Once you’ve signed up (it’s free to join), you can then search for items in the areas you’ll be travelling to and from. You will also receive an email when a new item is listed on the website. All you have to do is choose the items you want to deliver and bid for them. If the ‘sender’ chooses you, you can then finalise the details of the transaction. Depending on what you agree you could cover the cost of a journey you were going to make anyway! Find out more about it here.
Anyvan.com is another website you could use. Originally started with van drivers and transport companies in mind, the website now attracts car owners bidding for jobs.
It is important to extend your insurance to cover the Carriage of Goods for Hire and Reward to ensure the items you deliver are protected and that you inform HMRC of any significant extra income.
Okay, so technically this isn’t making money – it’s more of a way to save money – but you could consider car sharing.
If you live near some of your colleagues, why not give them a lift to work and then split the cost of the petrol? Or if you regularly do the school run, why not offer to pick up some other parents along the way?
If you’re not sure who to ask, you could always look at the website CarShare which helps you to find other people travelling the same way as you – so you can easily share your journeys. According to the website, sharing a daily commute could save members well over £1,000 a year!
Just bear in mind that you can’t make a profit from car sharing – if you do, you are likely to invalidate your insurance and tax. However, all that money you save on petrol bills through car sharing can be put towards other things – such as your savings account, bills and everyday expenditure. What’s more, you’ll be helping the environment.
Finally, of course, you could simply sell your car. If you don’t use it on a regular basis and you know you could easily manage without it, perhaps now is the time to get rid!
There are several options for doing this. You could simply sell it privately by advertising in the local newspaper, or by putting an advertisement on your car window. You could advertise it in the classified section of websites such as Auto Trader or Exchange and Mart.
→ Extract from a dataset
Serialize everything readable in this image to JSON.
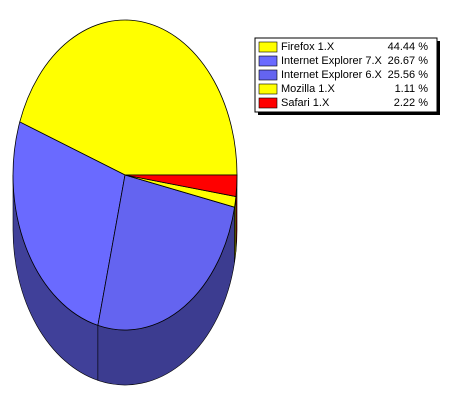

Alternatively, you could sell it to a local car dealer garage. Or you could even try to sell it through an online auction. Just make sure you know how much it's worth by using valuation tools such as those offered by Parkers and What Car? And just be careful with private sales – make sure you have the money before your car is driven away.
Alternatively, if your car isn’t in the best shape and is need of costly repairs you could sell the parts off or scrap it. Try CarTakeBack.com to see how much you could get.
However you chose to sell it, remember to get a refund on your car insurance!